Sometimes it can be blatantly obvious why certain men struggle to commit from dating to an exclusive relationship, especially if he’s found a great person to be with. It’s usually boiled down to the fact they aren’t emotionally mature for a relationship, but there’s more to commitment-phobes than meets the eye. When it comes to men who struggle to put big commitments on a home or getting married, it can stem from other reasons.
Men often struggle to commit because of issues to do with past relationships (including the relationships with their parents), fears of being rejected and committing to one person, and how they view relationships in general. Let’s dive into why men struggle to commit and how to help him get over these fears.
He’s not a one-woman man
Sometimes, men struggle to commit to a relationship simply because they don’t want one – they want several. They desire to have multiple women and relationships going at once because he feels fulfilled sexually, emotionally and mentally with various people taking care of his needs. Your date might be struggling to commit because he could already be in a serious relationship you are unaware of, and doesn’t want to take it public because he’ll be outed.

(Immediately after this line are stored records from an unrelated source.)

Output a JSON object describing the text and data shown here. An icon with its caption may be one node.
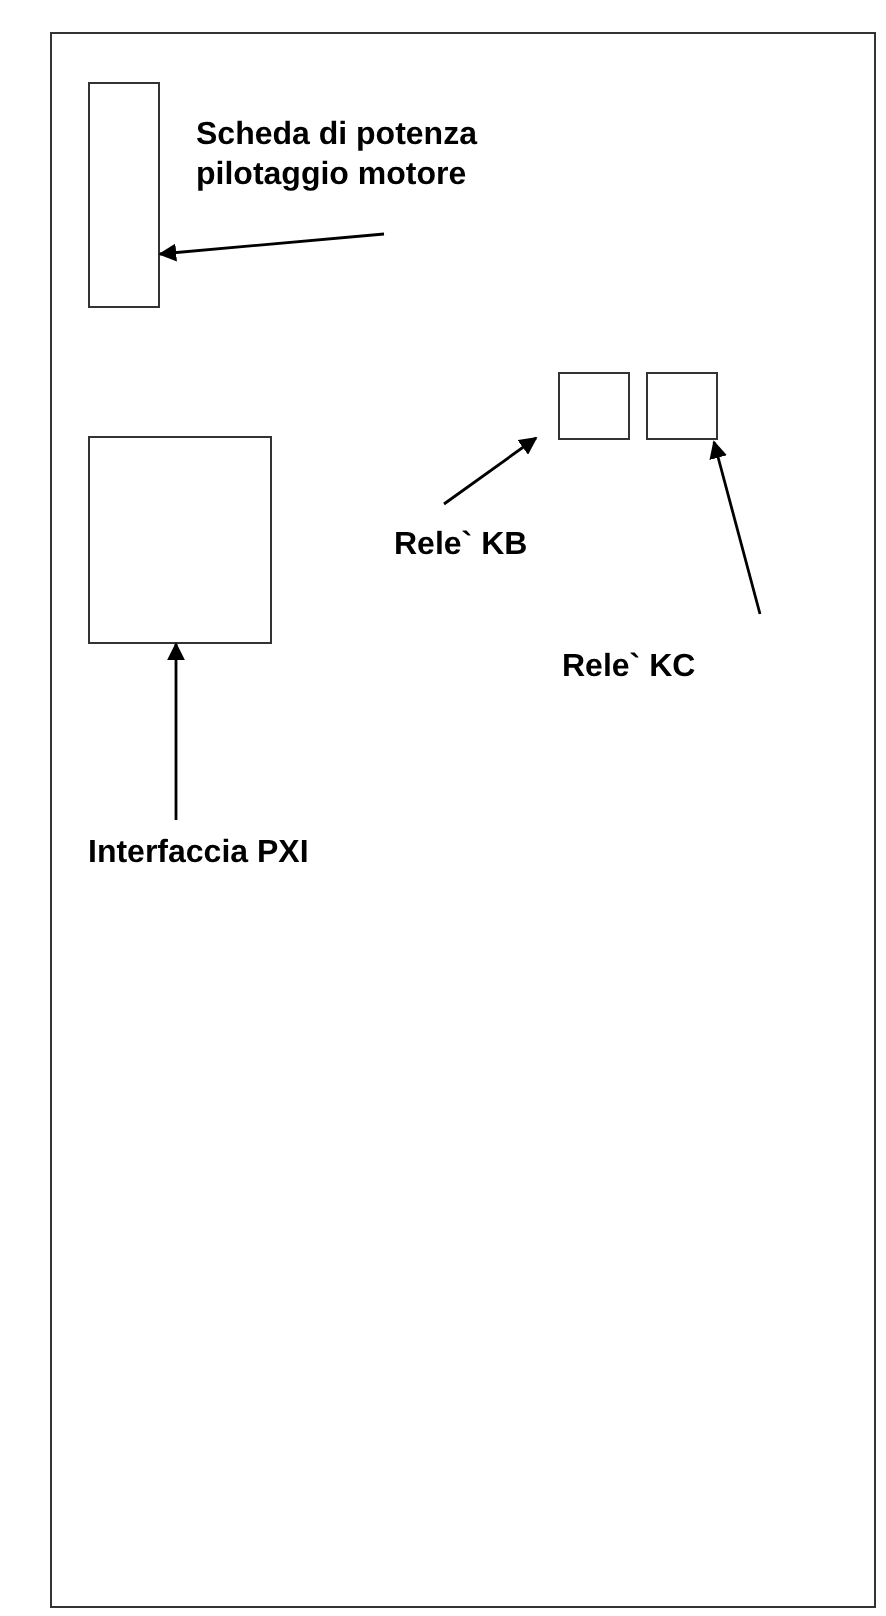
{
  "diagram": {
    "nodes": [
      {
        "text": [],
        "shape": "box"
      },
      {
        "text": [],
        "shape": "box",
        "in": 0
      },
      {
        "text": [
          "Scheda di potenza pilotaggio motore"
        ],
        "in": 0
      },
      {
        "text": [],
        "shape": "box",
        "in": 0
      },
      {
        "text": [
          "Interfaccia PXI"
        ],
        "in": 0
      },
      {
        "text": [],
        "shape": "box",
        "in": 0
      },
      {
        "text": [],
        "shape": "box",
        "in": 0
      },
      {
        "text": [
          "Rele` KB"
        ],
        "in": 0
      },
      {
        "text": [
          "Rele` KC"
        ],
        "in": 0
      }
    ],
    "edges": [
      {
        "from": 2,
        "to": 1,
        "arrow": "to"
      },
      {
        "from": 4,
        "to": 3,
        "arrow": "to"
      },
      {
        "from": 7,
        "to": 5,
        "arrow": "to"
      },
      {
        "from": 8,
        "to": 6,
        "arrow": "to"
      }
    ]
  }
}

This man loves to live the best of both worlds with a committed front girl and a sneaky side-chick. It’s not your job to bring this man into the zone of commitment for your relationship and he won’t change; it’s best to let him go and find someone who will want to be with you and only you, if that’s your end game.
Family values
We often base our relationship expectations and perceptions on our experiences with our first ever relationship, the one we had with our parents. For some men, they’ve grown up in healthy households in which they have learned to take responsibility, face consequences, respect everyone including women, and to work for what they want out of life. For others, whether it be being abandoned by a parent, seeing abuse in their household, and experiencing a distorted view of how a relationship should work can influence how they act in relationships in adulthood.
For men that struggle to commit because of how they grew up, it can be harder for them to break the connection they have of their relationship perception and behaviour because it is so deeply rooted in their psyche. Whether they’ve seen a parent cheat in the relationship, experience a parent letting them down, or developing trust issues due to past trauma, it’s going to be a self-actualising journey if they can break down and address these inner issues.
Not facing fears
Men aren’t usually the first ones to talk about their emotions and definitely not the first to self-identify deeper issues they have in relationships. When men are fearful of commitment and rejection, it’s often due to being hurt so severely in a previous romantic relationship – they were unable to come back from the pain and have decided to shut out commitment altogether. They’d rather be in an emotionless, flexible partnership with possibly multiple women and keep them at arms length so they don’t get too close.
The possibility of being hurt again is actually preventing them from creating any real emotions or connections at all; they become lonely because their lack of intimacy and fear of being rejected is what they keep close. For a man like this who has experienced past pain, it can take a while to finally move away from the fear and be vulnerable with someone they genuinely want to be with. If you’re with a man who you have a connection with that won’t budge when taking the next step in your relationship because he’s been hurt here before, you need to openly discuss the issues at hand.
Reassure him that you aren’t that person he was with, and you want to help him go to the next level at his own pace – some men overthink in their minds due to fear of the unknown. You can always remind him if he’s uncomfortable in the next level you can bring it back, but once he’s experienced that it isn’t so bad, it’s unlikely he’ll want to take a step backward in the relationship.